In 2010, Nebraska became the first state to pass a 20-week ban on abortion, but it certainly wasn’t the last. The law was soon emulated by several other states, including Idaho, Indiana, and Alabama. The real goal of those who pushed to codify the arbitrary 20-week mark as some sort of bright line—based on bogus science pushed by anti-abortion activists, who claimed a fetus could feel pain at that gestational age—was clear at the time and even more obvious now: It was meant, as one anti-abortion lobbyist put it, to “push the envelope” when it came to Roe v. Wade’s stance on viability.
These bans were unconstitutional and cruel—yet they were framed by their proponents as a reasonable, moderate compromise, seemingly supported by polls indicating a majority of Americans supported 20-week bans. (These polls are determined in no small part by their wording and framing. To quote the activist and writer Jenny Brown, one might of course get a different answer to these surveys if people were asked, “Do you think someone should be forced to carry and bear a baby against her will once she is 20 weeks pregnant?”)
As the Supreme Court, dominated by conservative, anti-abortion justices, is poised to hear oral arguments on Mississippi’s unconstitutional 15-week ban, a chorus of voices has emerged to say that banning abortions after three months is acceptable. But we should nip this foolish logic in the bud. A 15-week ban is not reasonable or moderate or a compromise worth swallowing, however reluctantly. Like any other ban at any point in someone’s pregnancy, we should recognize it for what it is—an assertion of the state’s power in determining when and how we’re made to have children, not a medical or moral middle ground.
Last month, Jon A. Shields, a self-described “conservative professor” at Claremont McKenna College, made the unconvincing case for a “liberal compromise on abortion” in the pages of The New York Times. Writing that “common moral intuitions about abortion” have “quietly moderated” what he called a “liberal civil war,” Shields pointed to the fact that about half of all abortion clinics only offer the procedure up to 15 weeks. This he interpreted as proof that even abortion providers “choose to restrict the scope of this expansive right.” What Shields neglected to mention were the actual reasons many clinics and providers are forced to limit the abortions they provide—laws passed by Republican legislatures that have targeted clinics’ ability to operate. As two researchers noted in 2009, “These regulations cause physicians to change their clinical practices or reduce the maximum gestational age at which they perform abortions to avoid legal risks.” Jackson Women’s Health Organization, the Mississippi abortion provider at the heart of the Supreme Court case, is a prime example of how restrictions have whittled down the abortions they are able to offer.
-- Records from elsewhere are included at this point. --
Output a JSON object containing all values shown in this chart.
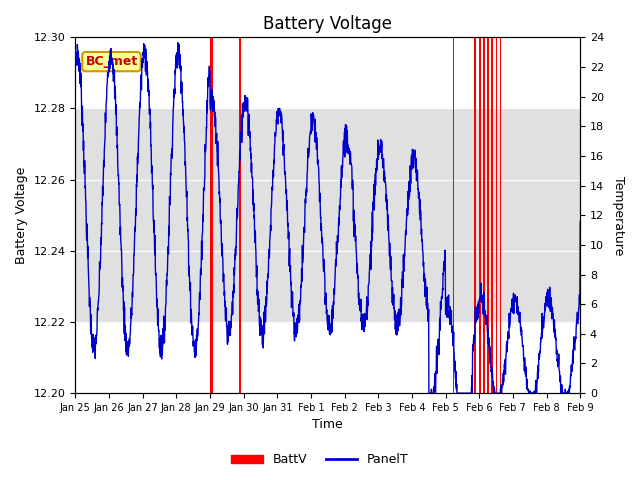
{
  "title": "Battery Voltage",
  "xlabel": "Time",
  "ylabel_left": "Battery Voltage",
  "ylabel_right": "Temperature",
  "ylim_left": [
    12.2,
    12.3
  ],
  "ylim_right": [
    0,
    24
  ],
  "xtick_positions": [
    0,
    1,
    2,
    3,
    4,
    5,
    6,
    7,
    8,
    9,
    10,
    11,
    12,
    13,
    14,
    15
  ],
  "xtick_labels": [
    "Jan 25",
    "Jan 26",
    "Jan 27",
    "Jan 28",
    "Jan 29",
    "Jan 30",
    "Jan 31",
    "Feb 1",
    "Feb 2",
    "Feb 3",
    "Feb 4",
    "Feb 5",
    "Feb 6",
    "Feb 7",
    "Feb 8",
    "Feb 9"
  ],
  "shade_y_min": 12.22,
  "shade_y_max": 12.28,
  "bg_color": "#ffffff",
  "shade_color": "#e0e0e0",
  "panel_color": "#0000cc",
  "batt_color": "#ff0000",
  "legend_items": [
    "BattV",
    "PanelT"
  ],
  "bc_met_label": "BC_met",
  "bc_met_bg": "#ffff99",
  "bc_met_border": "#cc9900",
  "bc_met_text_color": "#cc0000",
  "red_spikes": [
    [
      4.0,
      4.08
    ],
    [
      4.85,
      4.93
    ],
    [
      11.22,
      11.26
    ],
    [
      11.85,
      11.89
    ],
    [
      12.0,
      12.04
    ],
    [
      12.12,
      12.16
    ],
    [
      12.24,
      12.28
    ],
    [
      12.36,
      12.4
    ],
    [
      12.5,
      12.54
    ],
    [
      12.62,
      12.66
    ]
  ],
  "panel_amp_early": 10,
  "panel_amp_late": 6,
  "panel_base_early": 12,
  "panel_base_late": 8
}
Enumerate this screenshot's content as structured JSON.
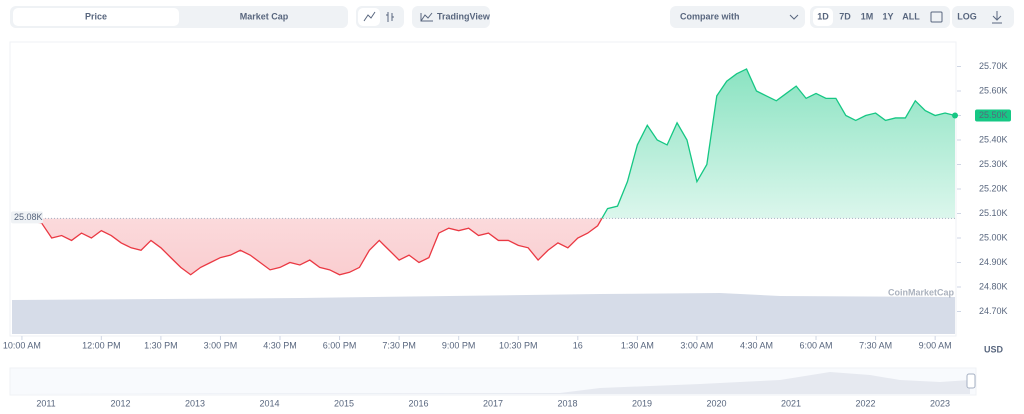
{
  "toolbar": {
    "tabs": [
      "Price",
      "Market Cap"
    ],
    "tradingview": "TradingView",
    "compare": "Compare with",
    "ranges": [
      "1D",
      "7D",
      "1M",
      "1Y",
      "ALL"
    ],
    "log": "LOG"
  },
  "chart_data": {
    "type": "line",
    "values": [
      25070,
      25070,
      25070,
      25060,
      25000,
      25010,
      24990,
      25020,
      25000,
      25030,
      25010,
      24980,
      24960,
      24950,
      24990,
      24960,
      24920,
      24880,
      24850,
      24880,
      24900,
      24920,
      24930,
      24950,
      24930,
      24900,
      24870,
      24880,
      24900,
      24890,
      24910,
      24880,
      24870,
      24850,
      24860,
      24880,
      24950,
      24990,
      24950,
      24910,
      24930,
      24900,
      24920,
      25020,
      25040,
      25030,
      25040,
      25010,
      25020,
      24990,
      24990,
      24970,
      24960,
      24910,
      24950,
      24980,
      24960,
      25000,
      25020,
      25050,
      25120,
      25130,
      25230,
      25380,
      25460,
      25400,
      25380,
      25470,
      25400,
      25230,
      25300,
      25580,
      25640,
      25670,
      25690,
      25600,
      25580,
      25560,
      25590,
      25620,
      25570,
      25590,
      25570,
      25570,
      25500,
      25480,
      25500,
      25510,
      25480,
      25490,
      25490,
      25560,
      25520,
      25500,
      25510,
      25500
    ],
    "xticks": [
      {
        "value": 1,
        "label": "10:00 AM"
      },
      {
        "value": 9,
        "label": "12:00 PM"
      },
      {
        "value": 15,
        "label": "1:30 PM"
      },
      {
        "value": 21,
        "label": "3:00 PM"
      },
      {
        "value": 27,
        "label": "4:30 PM"
      },
      {
        "value": 33,
        "label": "6:00 PM"
      },
      {
        "value": 39,
        "label": "7:30 PM"
      },
      {
        "value": 45,
        "label": "9:00 PM"
      },
      {
        "value": 51,
        "label": "10:30 PM"
      },
      {
        "value": 57,
        "label": "16"
      },
      {
        "value": 63,
        "label": "1:30 AM"
      },
      {
        "value": 69,
        "label": "3:00 AM"
      },
      {
        "value": 75,
        "label": "4:30 AM"
      },
      {
        "value": 81,
        "label": "6:00 AM"
      },
      {
        "value": 87,
        "label": "7:30 AM"
      },
      {
        "value": 93,
        "label": "9:00 AM"
      }
    ],
    "ylim": [
      24600,
      25800
    ],
    "yticks": [
      {
        "value": 24700,
        "label": "24.70K"
      },
      {
        "value": 24800,
        "label": "24.80K"
      },
      {
        "value": 24900,
        "label": "24.90K"
      },
      {
        "value": 25000,
        "label": "25.00K"
      },
      {
        "value": 25100,
        "label": "25.10K"
      },
      {
        "value": 25200,
        "label": "25.20K"
      },
      {
        "value": 25300,
        "label": "25.30K"
      },
      {
        "value": 25400,
        "label": "25.40K"
      },
      {
        "value": 25500,
        "label": "25.50K"
      },
      {
        "value": 25600,
        "label": "25.60K"
      },
      {
        "value": 25700,
        "label": "25.70K"
      }
    ],
    "baseline": {
      "value": 25080,
      "label": "25.08K"
    },
    "current": {
      "value": 25500,
      "label": "25.50K"
    },
    "up_color": "#16c784",
    "down_color": "#ea3943",
    "currency": "USD",
    "watermark": "CoinMarketCap",
    "navigator": [
      "2011",
      "2012",
      "2013",
      "2014",
      "2015",
      "2016",
      "2017",
      "2018",
      "2019",
      "2020",
      "2021",
      "2022",
      "2023"
    ]
  }
}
When it opened in 1995, the clinic provided abortions up to 24 weeks; today, that limit has been reduced by two months, due to a law that requires later abortions to be done at a hospital or a clinic that has met the standards of an ambulatory surgical facility, a medically unnecessary restriction meant only to curtail abortion provision.
Calls for viewing a 15-week ban as a necessary compromise aren’t merely coming from the right. Recently, the constitutional law professor Aaron Tang argued in an op-ed for The Washington Post that the conservative majority “should not eliminate the right to abortion” but, in a nod to the originalism that it ostensibly prizes, instead “should restore it to the position that characterized American society throughout our early history, recognizing a constitutional right to abortion early in pregnancy.” He added, “This understanding would allow states to prohibit abortion after 15 weeks,” while prohibiting earlier bans. To Tang, who once clerked for Justice Sonia Sotomayor, “a moderate ruling of this kind could be just what the court needs to restore its battered credibility.” But this argument is not only unlikely to sway conservative justices, who have been primed for decades to gut Roe; it’s an anti-abortion rationale couched as pragmatism that proposes that it’s perfectly fine to take a shiv to abortion rights. “This outcome might be far from ideal for either side in the abortion wars,” Tang concluded. “Yet in this deeply polarized moment, an originalist abortion middle ground may be the best the court—and the American people—can hope for.”
That these arguments were proposed just as Texas’s extremist abortion ban made its torturous way to the Supreme Court is no coincidence. Jezebel’s Susan Rinkunas wrote recently that if the court were to hear the cases together and only knock down Texas’s six-week ban, it would “look almost sensible to a certain segment of journalists and pundits—never mind that upholding a 15-week ban ignores 50 years of precedent and would eviscerate Roe without ever having to say it’s been overturned.” As Rinkunas put it, “It is not a compromise or a ‘win’ if the Supreme Court blocks one unconstitutional abortion law but upholds another. Allowing either of these laws to stand is a tragedy for abortion access.” The political rhetoric of compromise and moderation has become fetishized to the point of absurdity, and used to sell the entirely unpalatable. When it comes to abortion, we shouldn’t buy it.